You'll definitely want to check out this and other photos of last Saturday's Thanksgiving Parade taken by Chip Py. A local photographer, Py's best known for his run-in with Downtown Silver Spring security last summer, which led to a protest for photo rights on the 4th of July.
Is it more than a little strange that mounted cops would let their horses pee wherever they are . . . especially in the center of the revitalized Downtown? What were they thinking?
5 comments:
Now, I grew up in suburbia, and I've never actually even touched a horse, so I could be wrong on how this works, but I was kind of figuring that nobody in the world actually has the power to control when a horse urinates, barring some sort of complicated catheterization that would be bound to scare the kids. Or, OK, yeah, horse diapers.
What do they do with police horses in Bethesda? We should *totally* do that.
They are actually robotic horses. That is just a cooling fluid leak.

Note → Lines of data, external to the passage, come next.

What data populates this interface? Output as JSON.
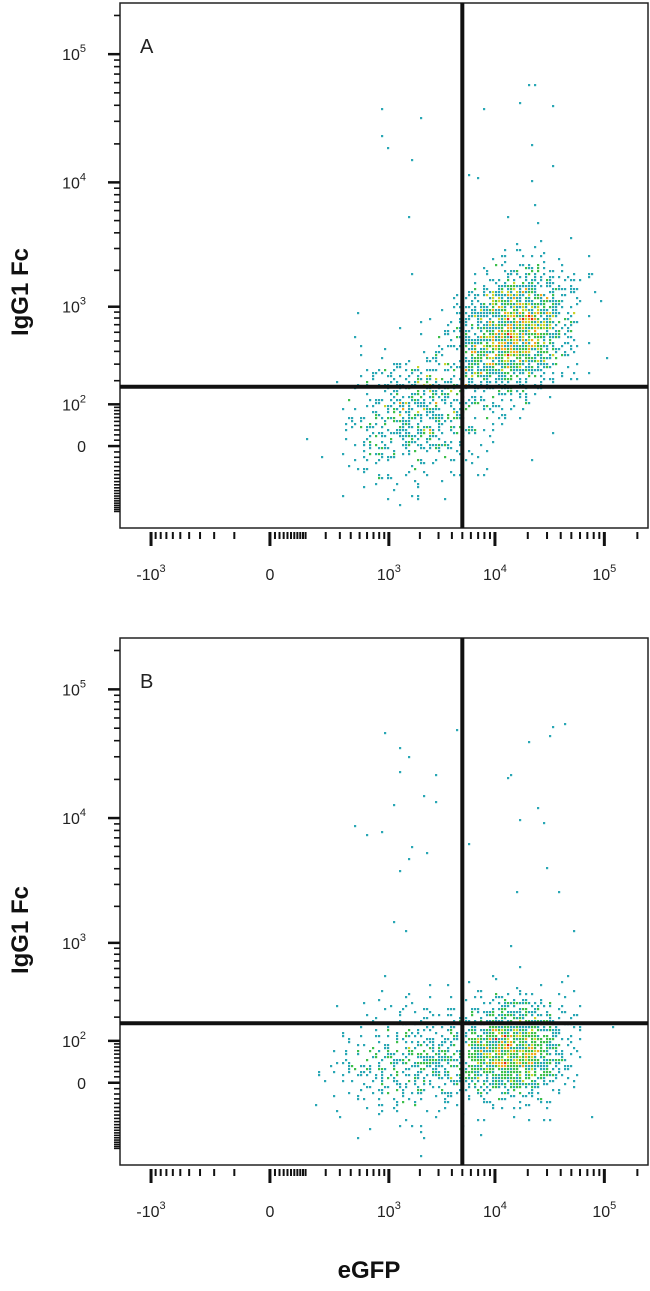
{
  "chart_data": [
    {
      "type": "scatter",
      "panel_label": "A",
      "title": "",
      "xlabel": "eGFP",
      "ylabel": "IgG1 Fc",
      "x_scale": "biexponential",
      "y_scale": "biexponential",
      "x_tick_labels": [
        "-10^3",
        "0",
        "10^3",
        "10^4",
        "10^5"
      ],
      "x_tick_values": [
        -1000,
        0,
        1000,
        10000,
        100000
      ],
      "y_tick_labels": [
        "0",
        "10^2",
        "10^3",
        "10^4",
        "10^5"
      ],
      "y_tick_values": [
        0,
        100,
        1000,
        10000,
        100000
      ],
      "xlim": [
        -2000,
        250000
      ],
      "ylim": [
        -300,
        250000
      ],
      "quadrant_gate": {
        "x": 5000,
        "y": 170
      },
      "populations": [
        {
          "name": "",
          "center": [
            15000,
            600
          ],
          "spread": [
            0.28,
            0.22
          ],
          "count": 1700,
          "angle": 0.6
        },
        {
          "name": "",
          "center": [
            2000,
            70
          ],
          "spread": [
            0.32,
            0.24
          ],
          "count": 650,
          "angle": 0.3
        }
      ],
      "grid": false,
      "legend": "none"
    },
    {
      "type": "scatter",
      "panel_label": "B",
      "title": "",
      "xlabel": "eGFP",
      "ylabel": "IgG1 Fc",
      "x_scale": "biexponential",
      "y_scale": "biexponential",
      "x_tick_labels": [
        "-10^3",
        "0",
        "10^3",
        "10^4",
        "10^5"
      ],
      "x_tick_values": [
        -1000,
        0,
        1000,
        10000,
        100000
      ],
      "y_tick_labels": [
        "0",
        "10^2",
        "10^3",
        "10^4",
        "10^5"
      ],
      "y_tick_values": [
        0,
        100,
        1000,
        10000,
        100000
      ],
      "xlim": [
        -2000,
        250000
      ],
      "ylim": [
        -300,
        250000
      ],
      "quadrant_gate": {
        "x": 5000,
        "y": 170
      },
      "populations": [
        {
          "name": "",
          "center": [
            14000,
            70
          ],
          "spread": [
            0.25,
            0.18
          ],
          "count": 1500,
          "angle": 0.1
        },
        {
          "name": "",
          "center": [
            1800,
            45
          ],
          "spread": [
            0.35,
            0.22
          ],
          "count": 500,
          "angle": 0.05
        }
      ],
      "grid": false,
      "legend": "none"
    }
  ],
  "density_colors": [
    "#2b3f9e",
    "#2f6bbf",
    "#29a7b5",
    "#3cbf4a",
    "#c9d42a",
    "#f2a51f",
    "#e3241b"
  ]
}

Surely, if the homeless can pee in public(and some do even worse than peeing)I am sure it is ok for horse to pee- just as itis ok for dogs, cats, squirrels etc.
Just be grateful that Horses to not fly.
So, which one of you wants to try to stop a horse from urinating? Go ahead, just hop on under there and... well, I don't know what you'd do. Horses go to the bathroom when they need to. They're not dogs that are trained from 3 weeks old to go on command.
Only a turkey would make such a comment. When a horse has to go, they have to go.